The evidence on behalf of P tended to establish that the automobile operated by D was approaching at a high rate of speed, and that the car seemed to be on P's side of the road. The lights upon the car illuminated the entire road. Where a duty is imposed by statute and a violation of the duty causes an injury, such violation is evidence of negligence as matter of law. The charge requested and denied in this case was in effect that a failure to have a light upon the intestate's wagon was as matter of law such negligence on his part as to defeat the cause of action irrespective of whether or not such negligence was the proximate cause of the injury. My conclusion is that we are substituting form and phrases for substance and diverging from the rule of causal connection.

==Legal analysis of Martin v. Herzog==
Martin v. Herzog demonstrates the following principles of tort law:

1. Violation of a statute is negligence per se.

2. Under the doctrine of contributory negligence, the plaintiff's negligence is a complete defense. If the plaintiff's negligence was a cause of the injury, the plaintiff is barred from recovery.

In an opinion written by Benjamin N. Cardozo, the New York Court of Appeals affirmed the Appellate Division's ruling that the trial judge's jury instruction was erroneous. The trial judge had instructed the jury to consider the plaintiff's statutory violation when determining whether the plaintiff was contributorily negligent. The Court of Appeals held that the question of contributory negligence should not have been submitted to the jury. The plaintiff's violation of the statute was not mere evidence of negligence to be considered by the fact-finder; it was negligence as a matter of law.
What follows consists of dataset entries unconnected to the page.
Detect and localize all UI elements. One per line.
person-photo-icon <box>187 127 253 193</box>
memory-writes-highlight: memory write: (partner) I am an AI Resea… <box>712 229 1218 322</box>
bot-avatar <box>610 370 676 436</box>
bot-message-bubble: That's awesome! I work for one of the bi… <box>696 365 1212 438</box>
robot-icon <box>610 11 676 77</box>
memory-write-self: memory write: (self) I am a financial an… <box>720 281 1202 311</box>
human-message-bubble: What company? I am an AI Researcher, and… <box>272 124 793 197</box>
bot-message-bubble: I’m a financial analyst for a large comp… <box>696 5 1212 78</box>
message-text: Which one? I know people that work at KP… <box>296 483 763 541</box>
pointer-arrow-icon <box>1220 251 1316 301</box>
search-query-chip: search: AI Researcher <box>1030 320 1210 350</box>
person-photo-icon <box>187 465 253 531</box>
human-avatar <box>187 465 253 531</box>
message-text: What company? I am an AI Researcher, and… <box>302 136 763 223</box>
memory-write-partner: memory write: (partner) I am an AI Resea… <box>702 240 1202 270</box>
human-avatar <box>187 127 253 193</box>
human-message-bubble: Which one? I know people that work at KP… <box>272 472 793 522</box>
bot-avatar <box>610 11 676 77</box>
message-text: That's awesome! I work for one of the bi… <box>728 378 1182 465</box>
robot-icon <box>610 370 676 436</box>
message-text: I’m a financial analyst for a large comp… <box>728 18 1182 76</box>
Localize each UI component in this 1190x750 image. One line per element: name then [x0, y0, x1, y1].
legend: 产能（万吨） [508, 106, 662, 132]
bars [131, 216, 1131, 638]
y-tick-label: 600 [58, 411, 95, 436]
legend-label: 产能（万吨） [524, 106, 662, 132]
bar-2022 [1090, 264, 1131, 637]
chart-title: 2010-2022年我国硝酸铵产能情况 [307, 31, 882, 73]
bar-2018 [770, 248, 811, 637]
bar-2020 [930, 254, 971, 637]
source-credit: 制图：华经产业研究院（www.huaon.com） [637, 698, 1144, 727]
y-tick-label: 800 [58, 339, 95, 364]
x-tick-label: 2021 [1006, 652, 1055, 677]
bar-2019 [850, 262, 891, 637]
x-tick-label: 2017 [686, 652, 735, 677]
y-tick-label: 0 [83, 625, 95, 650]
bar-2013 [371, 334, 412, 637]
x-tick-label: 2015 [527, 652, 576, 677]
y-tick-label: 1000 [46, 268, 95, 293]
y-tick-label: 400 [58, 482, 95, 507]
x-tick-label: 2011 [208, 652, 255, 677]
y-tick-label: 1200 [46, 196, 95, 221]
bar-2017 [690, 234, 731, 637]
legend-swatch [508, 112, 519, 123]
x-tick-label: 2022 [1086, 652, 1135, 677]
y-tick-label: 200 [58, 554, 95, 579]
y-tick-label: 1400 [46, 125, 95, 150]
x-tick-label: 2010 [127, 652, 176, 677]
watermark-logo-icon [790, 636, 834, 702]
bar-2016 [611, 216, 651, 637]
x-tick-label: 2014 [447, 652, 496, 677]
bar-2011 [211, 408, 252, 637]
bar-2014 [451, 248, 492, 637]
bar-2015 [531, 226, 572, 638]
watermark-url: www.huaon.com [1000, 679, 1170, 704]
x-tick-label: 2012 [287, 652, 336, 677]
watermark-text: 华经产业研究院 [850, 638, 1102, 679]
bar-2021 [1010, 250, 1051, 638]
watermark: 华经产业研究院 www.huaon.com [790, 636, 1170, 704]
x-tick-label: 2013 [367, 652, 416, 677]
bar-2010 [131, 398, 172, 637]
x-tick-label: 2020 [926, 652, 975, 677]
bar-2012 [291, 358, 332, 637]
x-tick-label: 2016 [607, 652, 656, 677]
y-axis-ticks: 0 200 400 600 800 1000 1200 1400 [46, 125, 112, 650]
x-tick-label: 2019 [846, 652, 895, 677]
The statute requiring highway travelers to have headlights codified the common law duty of one highway traveler to another. In failing to have headlights on his buggy, the plaintiff's intestate breached a duty of care to other highway travelers. (Cf. Tedla v. Ellman, where the plaintiffs' violation of a statute was not negligent because, in their particular situation, violating the statute was safer than adhering to it.) If a plaintiff's negligence per se is to be contributory negligence, it must be a cause of the injury. In Martin v. Herzog, the Court of Appeals found the plaintiff's traveling without lights an hour after sundown to be prima facie sufficient evidence of negligence contributing to the accident.

==Causation issues==
A dissenting opinion by John W. Hogan countered that the plaintiff's negligence was not a contributing cause of the accident because the defendant was driving on the wrong side of the road. The dissenting opinion sets out the jury's findings of fact, which were affirmed by the Appellate Division: (A) the defendant was driving his car on the wrong side of the road; (B) the plaintiff's intestate was driving his buggy to the extreme right of the road; and (C) the highway was well lighted, such that witnesses could see the body of the plaintiff's intestate from forty feet away.